We begin by diluting adenovirus products, then adding the dilution to host cells previously seeded in 24-well pales and incubated at 37 °C for at least 48 hours. At the end of the incubation, cells are fixed and stained with anti-hexon antibodies. Then, labeled cells are treated with a secondary antibody conjugated with horseradish peroxidase. Detection is accomplished when the horseradish peroxidase enzyme label reacts with a specific substrate resulting in a dark brown product. The labeled, dark brown cells are then analyzed by light microscopy. The number of brown (infected) cells is counted, and the viral titer is calculated accordingly. Results are reported as infectious virus units (IFU)/mL.

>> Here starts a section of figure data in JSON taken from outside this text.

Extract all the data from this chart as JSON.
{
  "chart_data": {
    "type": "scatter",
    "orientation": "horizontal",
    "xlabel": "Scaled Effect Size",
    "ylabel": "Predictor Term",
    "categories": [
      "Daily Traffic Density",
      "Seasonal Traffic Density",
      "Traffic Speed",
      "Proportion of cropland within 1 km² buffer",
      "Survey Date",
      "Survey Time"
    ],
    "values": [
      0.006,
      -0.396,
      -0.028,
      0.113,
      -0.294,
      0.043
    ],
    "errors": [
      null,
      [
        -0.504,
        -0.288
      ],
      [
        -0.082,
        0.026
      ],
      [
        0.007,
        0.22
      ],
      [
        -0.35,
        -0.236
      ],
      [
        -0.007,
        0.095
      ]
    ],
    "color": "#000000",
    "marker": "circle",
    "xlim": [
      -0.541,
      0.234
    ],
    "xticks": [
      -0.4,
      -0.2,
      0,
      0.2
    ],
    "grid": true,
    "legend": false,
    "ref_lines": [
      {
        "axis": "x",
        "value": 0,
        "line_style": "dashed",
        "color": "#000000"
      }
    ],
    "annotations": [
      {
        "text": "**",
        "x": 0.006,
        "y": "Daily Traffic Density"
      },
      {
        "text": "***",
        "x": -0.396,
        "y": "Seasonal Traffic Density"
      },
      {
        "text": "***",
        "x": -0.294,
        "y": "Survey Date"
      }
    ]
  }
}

In addition, we have implemented the same Infectious virus titer assay described above targeted to the transgene of interest. Fixed cells can be stained with an antibody against the transgene region to determine the infectious particles that express the transgene.

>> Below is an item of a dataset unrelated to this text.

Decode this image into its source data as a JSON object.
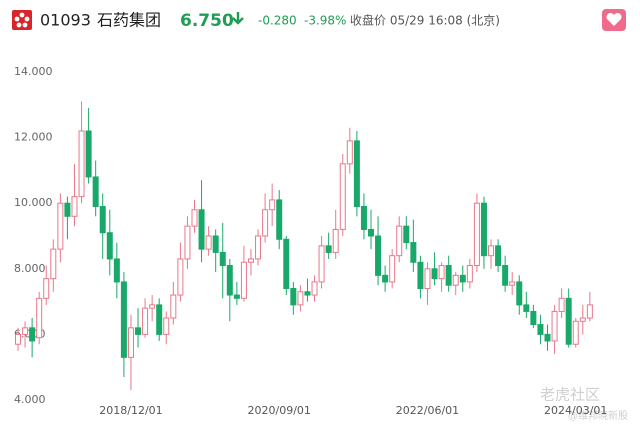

Using the results of both assays, the total infectious particles (derived from the Hexon staining assay) and the infectious particles that express the transgene (derived from the anti-transgene staining assay) are calculated and compared.
The ratio of VP to IFU in a viral product is a crucial measure of the efficiency of the encapsidation process, and the ability of the production process to yield a fully functional (infectious) virus.
We use western blot analysis to evaluate transgenic expression of recombinant adenoviruses and to determine the expression level of transgene proteins in cells infected by Adenoviruses preparations.
Protein levels are evaluated by SDS–PAGE. Cells are infected with adenovirus at the appropriate concentration, then protein extracts from infected cells are loaded on gel. After being subjected to electrophoresis, the proteins are transferred to a nitrocellulose membrane, to be probed using specific antibodies against the transgene target protein.